In this dissertation, we show how the addition of a simple user interaction mechanism, find-similar, can improve information retrieval (IR) quality by making it easier for users to navigate from relevant documents to other relevant documents. Find-similar allows a user to request documents similar to a given document. In the first part of the dissertation, we measure find-similar's retrieval potential through simulation of a user's behavior with hypothetical user interfaces. We show that find-similar has the potential to improve the retrieval quality of a state-of-the-art IR system by 23% and match the performance of relevance feedback. We also show how find-similar responds to varying initial conditions and acts to compensate for poor retrieval quality. In the second part of the dissertation, we characterize find-similar by measuring the quality of the document networks formed by find-similar's document-to-document similarity measure. Find-similar effectively creates links between documents that allow the user to navigate documents by similarity. We show that find-similar's similarity measure affects the navigability of the document network and how a query-biased similarity measure can improve find-similar. We develop measures of network navigability and show that find-similar should make the World Wide Web more navigable. Taken together, the simulation of find-similar and the measurement of the navigability of document networks shows how find-similar as a simple user interaction mechanism can improve a user's ability to find relevant documents.


Xuerui Wang: Structured Topic Models: Jointly Modeling Words and Their Accompanying Modalities; Andrew McCallum, Advisor; May 2009; Scientist, Yahoo! Labs.

The abundance of textual data in the information age poses an immense challenge for us: how to perform large-scale inference to understand and utilize this overwhelming amount of information. We develop effective and efficient statistical topic models for massive text collections by taking care of extra information from other modalities in addition to the text itself. Text documents are not just text; various additional information is naturally interleaved with text. Most of the previous work, however, pays attention to only one modality at a time and ignores the others. I present a series of probabilistic topic models to show how we can bridge multiple modalities of information, in a united fashion, for various tasks. Interestingly, joint inference over multiple modalities leads to many findings that cannot be discovered from just one modality alone, which are clear evidence that we can better understand and utilize massive text collections when additional modalities are considered and modeled jointly with text.


Ting Yang: Operating System Support for Modern Applications; Emery Berger and J. Eliot Moss, Advisors; May 2009; Software Engineer, Intel Corp.

Computer systems now run drastically different workloads than they did two decades ago. The enormous advances in both hardware and software technologies dramatically reshape applications and their behaviors, thus introducing more challenges to system resource management. However, existing general-purpose operating systems have not kept up. Their resource managers (CPU, memory and disk I/O) still work independently, leading to various performance issues. Garbage-collected applications suffer under memory pressure because the virtual memory manager does not provide enough information for them to adjust heap size. Interactive applications may lose responsiveness because one resource is overloaded.

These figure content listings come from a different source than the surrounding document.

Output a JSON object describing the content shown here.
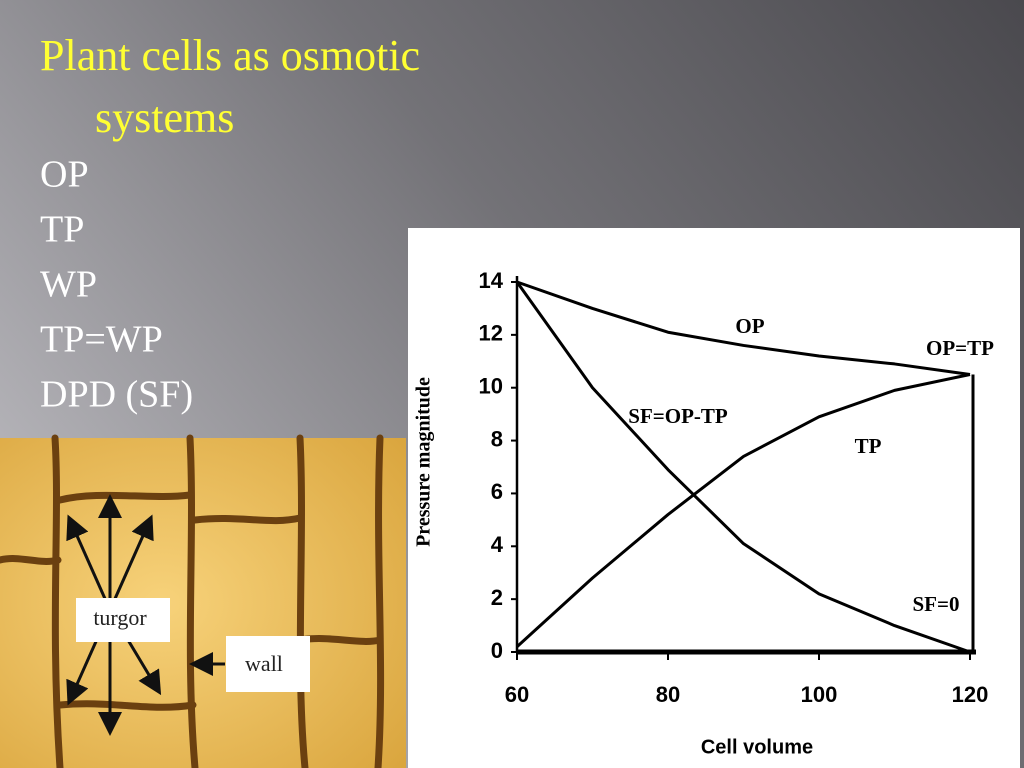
{
  "slide": {
    "title": "Plant cells as osmotic systems",
    "bullets": [
      "OP",
      "TP",
      "WP",
      "TP=WP",
      "DPD (SF)"
    ]
  },
  "photo": {
    "labels": [
      "turgor",
      "wall"
    ]
  },
  "chart_data": {
    "type": "line",
    "x": [
      60,
      70,
      80,
      90,
      100,
      110,
      120
    ],
    "series": [
      {
        "name": "OP",
        "color": "#000000",
        "values": [
          14,
          13,
          12.1,
          11.6,
          11.2,
          10.9,
          10.5
        ]
      },
      {
        "name": "TP",
        "color": "#000000",
        "values": [
          0.2,
          2.8,
          5.2,
          7.4,
          8.9,
          9.9,
          10.5
        ]
      },
      {
        "name": "SF=OP-TP",
        "color": "#000000",
        "values": [
          14,
          10,
          6.9,
          4.1,
          2.2,
          1,
          0
        ]
      }
    ],
    "annotations": [
      "OP=TP",
      "SF=0"
    ],
    "xlabel": "Cell volume",
    "ylabel": "Pressure magnitude",
    "xlim": [
      60,
      120
    ],
    "xticks": [
      60,
      80,
      100,
      120
    ],
    "ylim": [
      0,
      14
    ],
    "yticks": [
      0,
      2,
      4,
      6,
      8,
      10,
      12,
      14
    ]
  }
}
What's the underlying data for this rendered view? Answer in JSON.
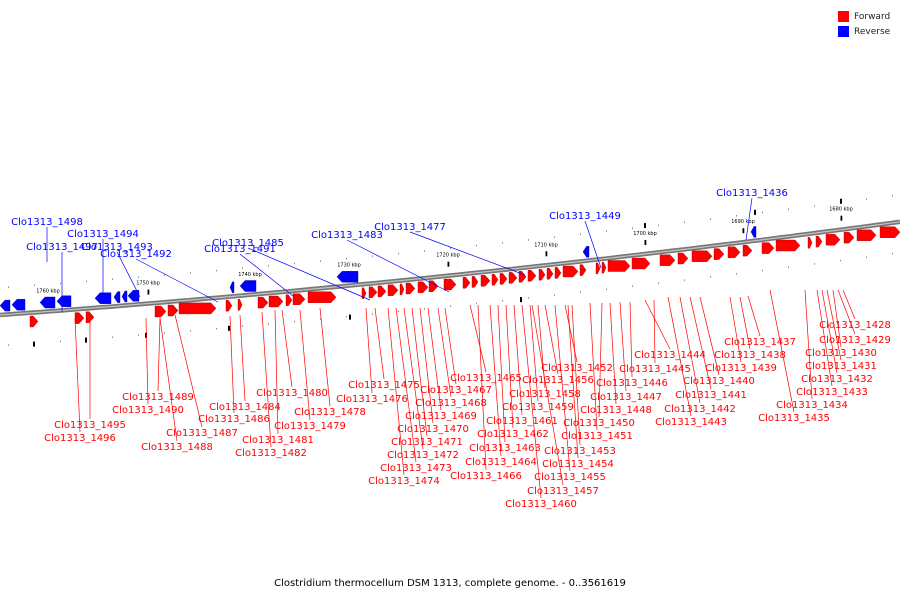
{
  "legend": {
    "forward_label": "Forward",
    "reverse_label": "Reverse",
    "forward_color": "#ff0000",
    "reverse_color": "#0000ff"
  },
  "caption": "Clostridium thermocellum DSM 1313, complete genome. - 0..3561619",
  "ticks": [
    "1760 kbp",
    "1750 kbp",
    "1740 kbp",
    "1730 kbp",
    "1720 kbp",
    "1710 kbp",
    "1700 kbp",
    "1690 kbp",
    "1680 kbp"
  ],
  "reverse_genes": [
    "Clo1313_1498",
    "Clo1313_1497",
    "Clo1313_1494",
    "Clo1313_1493",
    "Clo1313_1492",
    "Clo1313_1491",
    "Clo1313_1485",
    "Clo1313_1483",
    "Clo1313_1477",
    "Clo1313_1449",
    "Clo1313_1436"
  ],
  "forward_genes": [
    "Clo1313_1428",
    "Clo1313_1429",
    "Clo1313_1430",
    "Clo1313_1431",
    "Clo1313_1432",
    "Clo1313_1433",
    "Clo1313_1434",
    "Clo1313_1435",
    "Clo1313_1437",
    "Clo1313_1438",
    "Clo1313_1439",
    "Clo1313_1440",
    "Clo1313_1441",
    "Clo1313_1442",
    "Clo1313_1443",
    "Clo1313_1444",
    "Clo1313_1445",
    "Clo1313_1446",
    "Clo1313_1447",
    "Clo1313_1448",
    "Clo1313_1450",
    "Clo1313_1451",
    "Clo1313_1452",
    "Clo1313_1453",
    "Clo1313_1454",
    "Clo1313_1455",
    "Clo1313_1456",
    "Clo1313_1457",
    "Clo1313_1458",
    "Clo1313_1459",
    "Clo1313_1460",
    "Clo1313_1461",
    "Clo1313_1462",
    "Clo1313_1463",
    "Clo1313_1464",
    "Clo1313_1465",
    "Clo1313_1466",
    "Clo1313_1467",
    "Clo1313_1468",
    "Clo1313_1469",
    "Clo1313_1470",
    "Clo1313_1471",
    "Clo1313_1472",
    "Clo1313_1473",
    "Clo1313_1474",
    "Clo1313_1475",
    "Clo1313_1476",
    "Clo1313_1478",
    "Clo1313_1479",
    "Clo1313_1480",
    "Clo1313_1481",
    "Clo1313_1482",
    "Clo1313_1484",
    "Clo1313_1486",
    "Clo1313_1487",
    "Clo1313_1488",
    "Clo1313_1489",
    "Clo1313_1490",
    "Clo1313_1495",
    "Clo1313_1496"
  ]
}
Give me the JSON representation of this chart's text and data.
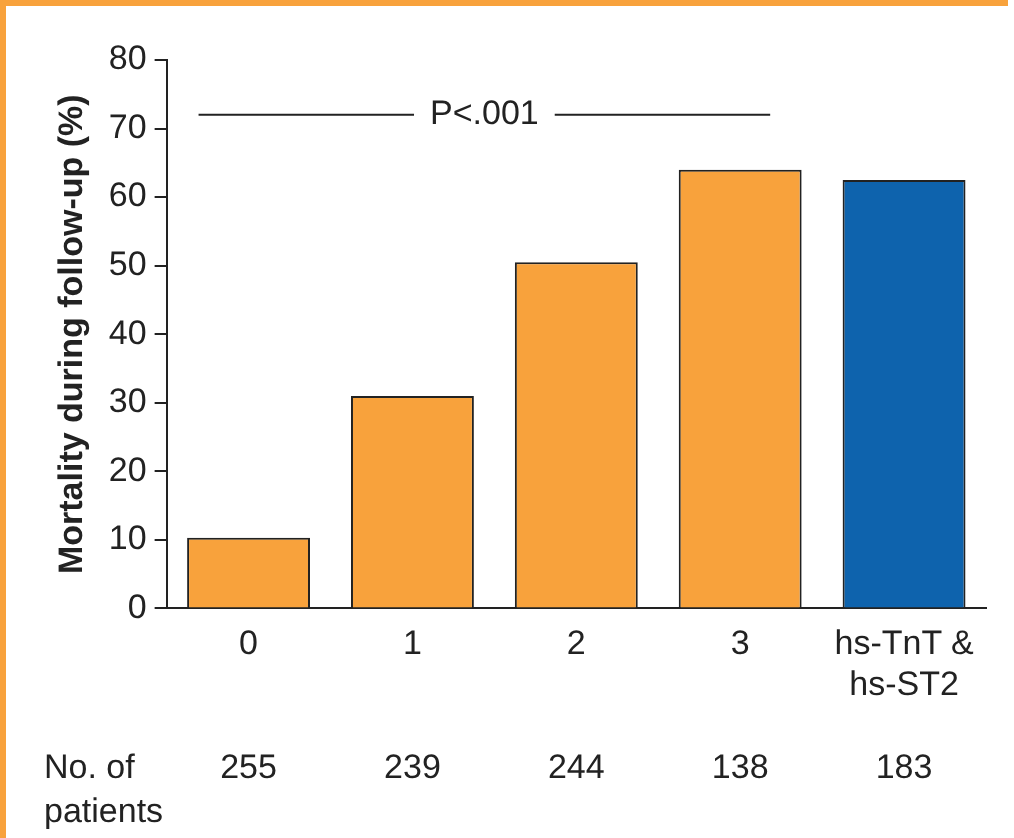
{
  "chart_data": {
    "type": "bar",
    "ylabel": "Mortality during follow-up (%)",
    "categories": [
      "0",
      "1",
      "2",
      "3",
      "hs-TnT & hs-ST2"
    ],
    "values": [
      10.3,
      31,
      50.5,
      64,
      62.5
    ],
    "colors": [
      "#f8a23c",
      "#f8a23c",
      "#f8a23c",
      "#f8a23c",
      "#0e63ad"
    ],
    "ylim": [
      0,
      80
    ],
    "yticks": [
      0,
      10,
      20,
      30,
      40,
      50,
      60,
      70,
      80
    ],
    "grid": false,
    "legend": false,
    "annotations": [
      "P<.001",
      "No. of patients",
      "255",
      "239",
      "244",
      "138",
      "183"
    ]
  }
}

To deliver robust performance, an operating system has to coordinate its resource managers, as well as cooperate with those in the user space (e.g. garbage collector and thread manager). To support garbage-collected applications, we present CRAMM, a system that enables them to adaptively adjust heap size to maintain high throughput by cooperating with the underlying virtual memory manager. To support highly interactive workloads, we present Redline, a system that uses lightweight specifications to drive CPU scheduling and to coordinate memory and disk I/O management to maintain system's responsiveness. Our experiences show that such coordination can dramatically improve application performance under heavy contention, sometimes by orders of magnitude.